Summerworks-- Sharp Edges of Theatre-- Enough Rope


Enough Rope

Created and performed by: Michael Bradley, Tosha Doiron, Nicole St. Martin, and Zoe Sweet

Stage manager: Kristiin Freeland

Tent design: Yulia Shtern

Inspired by the writings of Franz Kafka and Ilse Aichinger

(Lower Ossington Studio Theatre)




Expressionism can be traced back to Europe and Scandinavia in the late 1800s and early 1900s—in dance, music, painting, and theatre, the latter two especially in Germany. This approach is highly stylized, with extremes in costume and makeup, speech that is unnatural, and narrative lines that often follow allegorical rather than logical or chronological stories. Add Expressionism to the movement to offend, involve, attack, or otherwise actually bring the audience into the performance (Peter Handke, The Wooster Group, and John Osborne come to mind), and we arrive somewhere close to the cloistered and intense atmosphere created by “Enough Rope.”

The show is sold out, and the audience is purposely kept small. Rather than be allowed to wander up, we are led, unusually, as a group, into the Lower Ossington Theatre. Our leader ignores the empty seats of the theatre ranging up beside us, and takes us instead to a flap door in a large installation that has been constructed on the stage, made of plain cloth—maybe burlap, maybe heavy cotton. This construction, designed by Yulia Shtern, has the feel of a circus tent, but a close and small one. It is mysterious. And, in resonance with the highly experiential nature of Expressionist theatre, it smells, very strongly of aromatic hay.

Once inside the tent, the avalanche of sensation is continuous. Warmly lit with golden incandescent light, we are seated on chairs set in a circle, so that half the audience faces the other half; further, intermingled with us are three of the four performers, heavily made up and dressed in archetypal outfits. From them, sounds are emitted, from shrieks to singing to various commentary. And in the middle of the space, on the floor, is a woman dressed in overalls, struggling to free herself—she is trussed with ropes.

The smell of hay stays strong in the enclosed space. On the one hand, it almost stings the eyes and nose; I was surprised that no one suffered a severe reaction and had to leave during the performance I saw. On the other hand, it forces attention and heightens consciousness.

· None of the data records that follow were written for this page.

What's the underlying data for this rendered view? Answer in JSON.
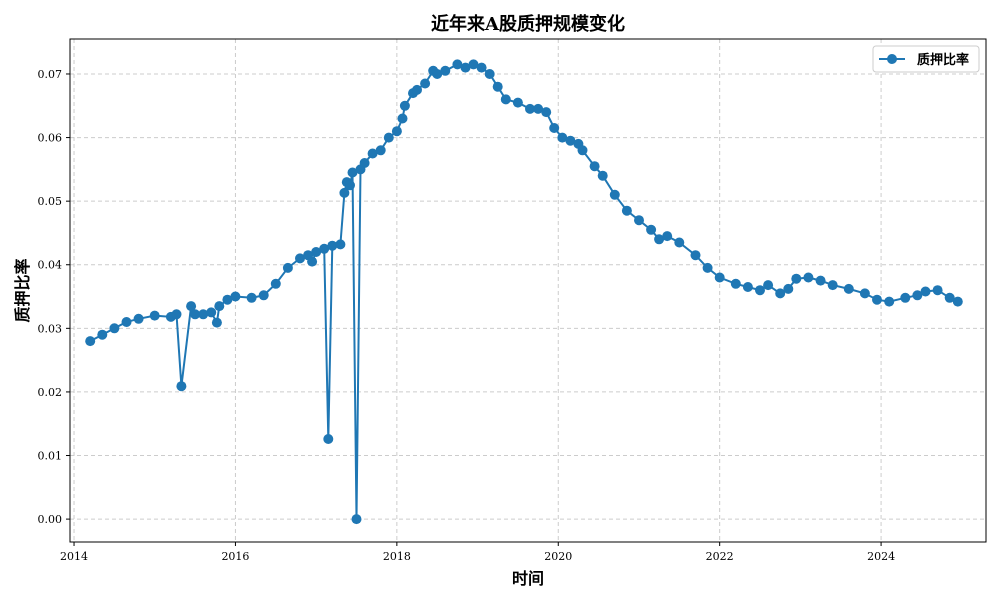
{
  "chart_data": {
    "type": "line",
    "title": "近年来A股质押规模变化",
    "xlabel": "时间",
    "ylabel": "质押比率",
    "xlim": [
      2013.95,
      2025.3
    ],
    "ylim": [
      -0.0036,
      0.0755
    ],
    "x_ticks": [
      2014,
      2016,
      2018,
      2020,
      2022,
      2024
    ],
    "x_tick_labels": [
      "2014",
      "2016",
      "2018",
      "2020",
      "2022",
      "2024"
    ],
    "y_ticks": [
      0.0,
      0.01,
      0.02,
      0.03,
      0.04,
      0.05,
      0.06,
      0.07
    ],
    "y_tick_labels": [
      "0.00",
      "0.01",
      "0.02",
      "0.03",
      "0.04",
      "0.05",
      "0.06",
      "0.07"
    ],
    "grid": true,
    "legend_position": "top-right",
    "colors": {
      "series": "#1f77b4",
      "grid": "#cccccc",
      "axis": "#000000"
    },
    "series": [
      {
        "name": "质押比率",
        "x": [
          2014.2,
          2014.35,
          2014.5,
          2014.65,
          2014.8,
          2015.0,
          2015.2,
          2015.27,
          2015.33,
          2015.45,
          2015.5,
          2015.6,
          2015.7,
          2015.77,
          2015.8,
          2015.9,
          2016.0,
          2016.2,
          2016.35,
          2016.5,
          2016.65,
          2016.8,
          2016.9,
          2016.95,
          2017.0,
          2017.1,
          2017.15,
          2017.2,
          2017.3,
          2017.35,
          2017.38,
          2017.42,
          2017.45,
          2017.5,
          2017.55,
          2017.6,
          2017.7,
          2017.8,
          2017.9,
          2018.0,
          2018.07,
          2018.1,
          2018.2,
          2018.25,
          2018.35,
          2018.45,
          2018.5,
          2018.6,
          2018.75,
          2018.85,
          2018.95,
          2019.05,
          2019.15,
          2019.25,
          2019.35,
          2019.5,
          2019.65,
          2019.75,
          2019.85,
          2019.95,
          2020.05,
          2020.15,
          2020.25,
          2020.3,
          2020.45,
          2020.55,
          2020.7,
          2020.85,
          2021.0,
          2021.15,
          2021.25,
          2021.35,
          2021.5,
          2021.7,
          2021.85,
          2022.0,
          2022.2,
          2022.35,
          2022.5,
          2022.6,
          2022.75,
          2022.85,
          2022.95,
          2023.1,
          2023.25,
          2023.4,
          2023.6,
          2023.8,
          2023.95,
          2024.1,
          2024.3,
          2024.45,
          2024.55,
          2024.7,
          2024.85,
          2024.95
        ],
        "values": [
          0.028,
          0.029,
          0.03,
          0.031,
          0.0315,
          0.032,
          0.0318,
          0.0322,
          0.0209,
          0.0335,
          0.0322,
          0.0322,
          0.0325,
          0.0309,
          0.0335,
          0.0345,
          0.035,
          0.0348,
          0.0352,
          0.037,
          0.0395,
          0.041,
          0.0415,
          0.0405,
          0.042,
          0.0425,
          0.0126,
          0.043,
          0.0432,
          0.0513,
          0.053,
          0.0525,
          0.0545,
          0.0,
          0.055,
          0.056,
          0.0575,
          0.058,
          0.06,
          0.061,
          0.063,
          0.065,
          0.067,
          0.0675,
          0.0685,
          0.0705,
          0.07,
          0.0705,
          0.0715,
          0.071,
          0.0715,
          0.071,
          0.07,
          0.068,
          0.066,
          0.0655,
          0.0645,
          0.0645,
          0.064,
          0.0615,
          0.06,
          0.0595,
          0.059,
          0.058,
          0.0555,
          0.054,
          0.051,
          0.0485,
          0.047,
          0.0455,
          0.044,
          0.0445,
          0.0435,
          0.0415,
          0.0395,
          0.038,
          0.037,
          0.0365,
          0.036,
          0.0368,
          0.0355,
          0.0362,
          0.0378,
          0.038,
          0.0375,
          0.0368,
          0.0362,
          0.0355,
          0.0345,
          0.0342,
          0.0348,
          0.0352,
          0.0358,
          0.036,
          0.0348,
          0.0342
        ]
      }
    ]
  }
}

The piece unfolds in a kind of surreality, as one after another, The Bound Man, The Writer, The Hunger Artist and Josephine the Singer offer up strange turns—one dressed as the top-hatted carnival master, one as the beautiful songstress-starlet-harlequin, one as a starving performer, and one tied in rope slowly freeing herself—in a questioning of the meaning of performance. Texts, drawn from Franz Kafka and the work of multiple-award-winning Austrian author Ilse Aichinger (best known for her experimental short story “Spiegelgeschichte” (1949), the fictional biography of a woman, told backwards) are interlaced with more immediate action—struggles, singing, the playing of a saw with a bow, and occasionally dance, sometimes leaping from their seats among the audience, sometimes rolling on the floor.



Michael Bradley, Tosha Doiron, Nicole St. Martin and Zoe Sweet perform with energy, clarity, and bold presence. This is not an easy piece, drawing intellectual and ontological questions right into the small space. At times mesmerizing and intense (during Josephine the Singer’s self-interrogation about the selfishness of seeking attention, for example) and at times losing its way in sensation, Enough Rope dares us to consider our plight, as audience (confined by the tent of our conventionality, by what we expect from theatre) and as performers (tightly tied by the ropes of wanting fame, or to please, or even to follow without thinking). Kristiin Freeland (stage manager) and the performers have provided a rare experience: courage, forthrightness, and the odd beauty of being surrounded by untrammelled, gorgeous strong practice and imagination. Why make theatre, Enough Rope asks, while plunging us into theatre that is unflinching, aesthetic, and real. At the end, the performers leave. We sit there. Will they come back? Can we applaud? Should we? This is daring and provocative work, and I look forward to more of this company’s performances.